July 07, 1985|DONALD WOUTAT

Another chain of computer retail stores is being forged during the personal-computer sales slump. This one, Pathfinder Computer Centers of Torrance, claims it will shortly be the biggest chain of company-owned stores in Southern California.

Begun in 1982 as a single store in Encino, the firm now has 10 outlets in the Los Angeles area--some of them acquired from beleaguered proprietors--and has tentative agreements to buy five more area stores. Pathfinder said it also has reached an agreement in principle to buy an eight-store chain based in Albuquerque, N.M.

"We went into the year with five stores and plan to end it with 25," said Donald Hart, vice president for acquisitions, the former chief operating officer of a 44-store chain of computer retail stores owned by Xerox Corp.

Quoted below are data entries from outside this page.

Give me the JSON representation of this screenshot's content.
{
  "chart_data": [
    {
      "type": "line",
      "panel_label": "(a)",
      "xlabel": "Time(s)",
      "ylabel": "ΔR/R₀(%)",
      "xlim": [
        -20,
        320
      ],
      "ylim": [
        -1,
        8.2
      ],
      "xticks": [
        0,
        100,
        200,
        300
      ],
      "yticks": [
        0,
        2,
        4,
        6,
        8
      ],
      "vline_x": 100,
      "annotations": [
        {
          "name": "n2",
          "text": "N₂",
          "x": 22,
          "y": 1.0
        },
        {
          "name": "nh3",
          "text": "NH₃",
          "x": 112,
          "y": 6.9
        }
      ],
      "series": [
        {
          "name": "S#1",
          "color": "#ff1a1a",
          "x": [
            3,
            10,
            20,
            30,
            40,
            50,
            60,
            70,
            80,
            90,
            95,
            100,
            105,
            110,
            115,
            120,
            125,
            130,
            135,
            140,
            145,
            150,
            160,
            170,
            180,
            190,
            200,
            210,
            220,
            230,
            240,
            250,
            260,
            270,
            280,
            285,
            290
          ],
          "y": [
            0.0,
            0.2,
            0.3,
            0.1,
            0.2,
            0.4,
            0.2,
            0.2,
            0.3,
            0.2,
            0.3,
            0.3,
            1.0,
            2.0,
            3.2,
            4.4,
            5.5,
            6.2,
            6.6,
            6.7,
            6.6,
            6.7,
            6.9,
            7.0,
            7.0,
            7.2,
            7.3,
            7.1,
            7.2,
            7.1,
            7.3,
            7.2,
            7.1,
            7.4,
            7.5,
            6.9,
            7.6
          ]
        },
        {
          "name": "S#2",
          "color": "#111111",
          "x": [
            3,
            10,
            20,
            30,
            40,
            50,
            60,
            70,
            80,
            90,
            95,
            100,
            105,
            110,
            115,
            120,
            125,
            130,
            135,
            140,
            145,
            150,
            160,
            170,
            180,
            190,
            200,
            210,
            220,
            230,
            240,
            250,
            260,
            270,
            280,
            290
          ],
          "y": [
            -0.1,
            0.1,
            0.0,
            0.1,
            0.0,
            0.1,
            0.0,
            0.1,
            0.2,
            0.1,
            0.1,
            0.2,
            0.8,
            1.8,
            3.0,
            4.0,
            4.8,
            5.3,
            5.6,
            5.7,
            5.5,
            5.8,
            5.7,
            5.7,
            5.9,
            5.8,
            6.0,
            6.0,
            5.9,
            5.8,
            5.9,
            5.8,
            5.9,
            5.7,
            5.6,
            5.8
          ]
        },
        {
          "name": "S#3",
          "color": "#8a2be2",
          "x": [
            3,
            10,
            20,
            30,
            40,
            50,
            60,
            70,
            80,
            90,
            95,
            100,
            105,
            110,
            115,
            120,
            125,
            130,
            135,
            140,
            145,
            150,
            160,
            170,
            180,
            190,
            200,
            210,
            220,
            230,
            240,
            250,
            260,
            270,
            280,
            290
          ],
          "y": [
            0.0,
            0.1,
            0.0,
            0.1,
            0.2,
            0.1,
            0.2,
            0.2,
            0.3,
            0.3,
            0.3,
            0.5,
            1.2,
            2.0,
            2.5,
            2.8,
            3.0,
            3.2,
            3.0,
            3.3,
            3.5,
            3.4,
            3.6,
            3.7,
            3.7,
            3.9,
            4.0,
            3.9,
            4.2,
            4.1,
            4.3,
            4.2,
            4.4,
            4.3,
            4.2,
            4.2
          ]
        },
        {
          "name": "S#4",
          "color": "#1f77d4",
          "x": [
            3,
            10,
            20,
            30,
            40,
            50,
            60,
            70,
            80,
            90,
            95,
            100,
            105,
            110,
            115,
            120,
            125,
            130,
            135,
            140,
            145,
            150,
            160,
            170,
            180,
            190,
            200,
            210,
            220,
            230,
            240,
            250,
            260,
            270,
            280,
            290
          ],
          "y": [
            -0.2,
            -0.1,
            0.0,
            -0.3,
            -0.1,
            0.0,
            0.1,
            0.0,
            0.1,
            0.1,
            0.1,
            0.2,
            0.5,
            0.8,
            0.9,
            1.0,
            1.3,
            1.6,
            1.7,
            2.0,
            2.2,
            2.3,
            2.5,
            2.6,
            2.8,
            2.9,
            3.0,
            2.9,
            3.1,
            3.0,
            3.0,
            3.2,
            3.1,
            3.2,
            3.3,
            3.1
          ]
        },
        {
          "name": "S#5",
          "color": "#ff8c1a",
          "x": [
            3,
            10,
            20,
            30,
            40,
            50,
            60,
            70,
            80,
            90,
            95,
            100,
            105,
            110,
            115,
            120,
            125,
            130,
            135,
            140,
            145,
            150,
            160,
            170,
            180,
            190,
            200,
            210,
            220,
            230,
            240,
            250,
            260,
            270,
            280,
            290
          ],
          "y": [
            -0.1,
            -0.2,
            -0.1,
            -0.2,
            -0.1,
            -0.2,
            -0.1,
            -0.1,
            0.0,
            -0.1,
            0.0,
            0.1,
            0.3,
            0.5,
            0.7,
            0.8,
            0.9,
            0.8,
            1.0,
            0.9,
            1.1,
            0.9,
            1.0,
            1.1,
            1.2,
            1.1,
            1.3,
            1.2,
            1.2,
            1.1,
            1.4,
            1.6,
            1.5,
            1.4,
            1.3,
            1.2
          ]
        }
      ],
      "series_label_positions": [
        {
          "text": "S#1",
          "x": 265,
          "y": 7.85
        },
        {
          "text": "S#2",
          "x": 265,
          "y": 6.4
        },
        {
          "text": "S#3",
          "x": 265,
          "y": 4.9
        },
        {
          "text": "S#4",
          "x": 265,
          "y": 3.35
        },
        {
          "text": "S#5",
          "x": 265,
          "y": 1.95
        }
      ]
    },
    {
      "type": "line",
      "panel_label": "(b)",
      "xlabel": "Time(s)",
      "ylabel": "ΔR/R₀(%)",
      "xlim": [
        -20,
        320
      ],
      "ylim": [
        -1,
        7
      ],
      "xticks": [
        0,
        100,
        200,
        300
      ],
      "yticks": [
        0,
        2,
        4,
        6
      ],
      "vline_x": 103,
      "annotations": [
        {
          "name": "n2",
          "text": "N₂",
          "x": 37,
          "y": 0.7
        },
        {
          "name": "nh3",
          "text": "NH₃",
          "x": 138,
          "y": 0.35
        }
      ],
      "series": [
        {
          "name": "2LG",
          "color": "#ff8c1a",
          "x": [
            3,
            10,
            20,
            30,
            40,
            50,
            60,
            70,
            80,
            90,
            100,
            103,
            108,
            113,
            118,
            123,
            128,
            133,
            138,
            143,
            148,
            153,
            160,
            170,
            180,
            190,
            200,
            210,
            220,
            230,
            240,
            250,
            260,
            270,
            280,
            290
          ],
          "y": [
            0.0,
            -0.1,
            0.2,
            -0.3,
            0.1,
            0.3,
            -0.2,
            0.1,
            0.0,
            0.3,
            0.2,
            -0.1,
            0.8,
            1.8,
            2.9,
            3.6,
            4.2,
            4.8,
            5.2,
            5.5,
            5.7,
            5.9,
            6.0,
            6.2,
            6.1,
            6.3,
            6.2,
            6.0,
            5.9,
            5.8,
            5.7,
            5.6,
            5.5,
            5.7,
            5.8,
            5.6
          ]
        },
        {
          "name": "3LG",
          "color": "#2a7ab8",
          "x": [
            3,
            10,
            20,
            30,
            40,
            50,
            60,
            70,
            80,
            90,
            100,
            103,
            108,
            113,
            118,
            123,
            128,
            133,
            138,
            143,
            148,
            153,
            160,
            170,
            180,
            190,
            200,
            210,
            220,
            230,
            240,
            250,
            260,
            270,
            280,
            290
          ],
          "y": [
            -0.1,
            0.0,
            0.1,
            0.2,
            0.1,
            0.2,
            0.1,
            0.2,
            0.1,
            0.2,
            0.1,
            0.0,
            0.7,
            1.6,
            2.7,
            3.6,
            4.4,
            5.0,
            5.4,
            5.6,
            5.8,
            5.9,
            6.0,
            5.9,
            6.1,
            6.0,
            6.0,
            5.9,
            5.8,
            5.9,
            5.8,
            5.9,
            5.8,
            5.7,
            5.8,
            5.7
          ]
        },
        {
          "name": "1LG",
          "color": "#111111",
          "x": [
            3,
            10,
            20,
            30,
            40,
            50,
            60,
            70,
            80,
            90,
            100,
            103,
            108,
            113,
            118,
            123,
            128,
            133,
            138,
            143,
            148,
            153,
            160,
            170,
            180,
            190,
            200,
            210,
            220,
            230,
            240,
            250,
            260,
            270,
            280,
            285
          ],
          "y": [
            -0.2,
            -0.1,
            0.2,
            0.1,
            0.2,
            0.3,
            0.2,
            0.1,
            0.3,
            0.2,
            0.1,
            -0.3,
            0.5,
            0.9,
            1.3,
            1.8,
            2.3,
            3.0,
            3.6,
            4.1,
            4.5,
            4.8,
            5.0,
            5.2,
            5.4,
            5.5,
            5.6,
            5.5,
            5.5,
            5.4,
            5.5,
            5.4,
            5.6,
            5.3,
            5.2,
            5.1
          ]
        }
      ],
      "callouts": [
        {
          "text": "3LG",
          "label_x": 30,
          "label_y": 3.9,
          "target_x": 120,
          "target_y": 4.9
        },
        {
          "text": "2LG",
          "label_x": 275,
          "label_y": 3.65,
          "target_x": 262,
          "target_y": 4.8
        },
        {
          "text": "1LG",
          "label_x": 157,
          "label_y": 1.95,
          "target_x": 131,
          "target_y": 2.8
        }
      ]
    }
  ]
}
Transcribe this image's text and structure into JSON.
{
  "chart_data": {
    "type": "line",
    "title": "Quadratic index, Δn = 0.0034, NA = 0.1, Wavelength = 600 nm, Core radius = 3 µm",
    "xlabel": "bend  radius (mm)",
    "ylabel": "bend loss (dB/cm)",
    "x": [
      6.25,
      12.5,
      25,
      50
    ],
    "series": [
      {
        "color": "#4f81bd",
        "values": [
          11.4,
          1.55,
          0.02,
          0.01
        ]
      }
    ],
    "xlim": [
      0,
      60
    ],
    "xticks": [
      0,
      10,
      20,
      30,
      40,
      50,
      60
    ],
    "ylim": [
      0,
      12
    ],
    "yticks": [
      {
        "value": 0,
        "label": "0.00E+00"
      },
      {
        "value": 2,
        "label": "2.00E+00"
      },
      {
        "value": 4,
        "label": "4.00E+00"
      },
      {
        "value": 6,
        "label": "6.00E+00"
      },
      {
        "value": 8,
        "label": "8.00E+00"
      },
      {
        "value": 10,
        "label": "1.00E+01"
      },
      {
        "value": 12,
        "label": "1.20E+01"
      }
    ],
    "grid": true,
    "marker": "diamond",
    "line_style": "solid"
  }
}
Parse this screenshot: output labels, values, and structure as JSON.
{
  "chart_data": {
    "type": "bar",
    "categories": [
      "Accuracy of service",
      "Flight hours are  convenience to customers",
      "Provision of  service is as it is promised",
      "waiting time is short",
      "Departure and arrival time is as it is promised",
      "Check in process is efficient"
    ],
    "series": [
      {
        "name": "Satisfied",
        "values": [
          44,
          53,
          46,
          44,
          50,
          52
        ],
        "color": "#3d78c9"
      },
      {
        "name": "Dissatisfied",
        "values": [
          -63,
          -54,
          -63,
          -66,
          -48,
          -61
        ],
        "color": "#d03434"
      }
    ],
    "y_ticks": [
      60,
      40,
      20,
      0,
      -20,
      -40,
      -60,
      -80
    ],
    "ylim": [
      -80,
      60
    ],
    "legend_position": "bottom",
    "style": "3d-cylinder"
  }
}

The acquisition program got a boost last November from an initial public offering that raised $1.25 million. The company's stock is traded over-the-counter. Pathfinder was originally funded by Santa Fe, N.M., venture capitalist A. David Silver, now chairman.

Pathfinder's latest acquisition is Rainbow Computers, a two-store chain in the San Fernando Valley. It has agreements to buy a three-store Los Angeles chain called Computer Centres and two Computers Plus stores in Orange County. If completed, these deals would bring Pathfinder's revenue to an annual rate of more than $20 million, the company said.

Within six weeks, according to Hart, Pathfinder expects to complete the acquisition of 80% of Computer SuperStores of Albuquerque, whose eight outlets stretch from Midland, Tex., to Phoenix.

In theory at least, that acquisition would take the firm well past its break-even point of 16 stores and into the black, he said. Currently, Pathfinder is recording an operating loss of about $200,000 a month but should be profitable by the October-December quarter, he said.

Pathfinder might be evidence of what analysts are saying about the computer retail business: that large chains are best positioned to survive the shakeout that has spread throughout the computer industry and to exploit what is presumed to be a coming upturn in computer sales.

"We are grabbing some stores that weren't doing very well," said co-founder and Vice President Steven Rork, a former executive at University Stereo and the Federated Group. "By 1986, we think there's going to be a very, very strong market."

Pathfinder's main customers are small and medium-sized businesses. Its biggest line is AT&T, but the chain also sells IBM and Compaq models.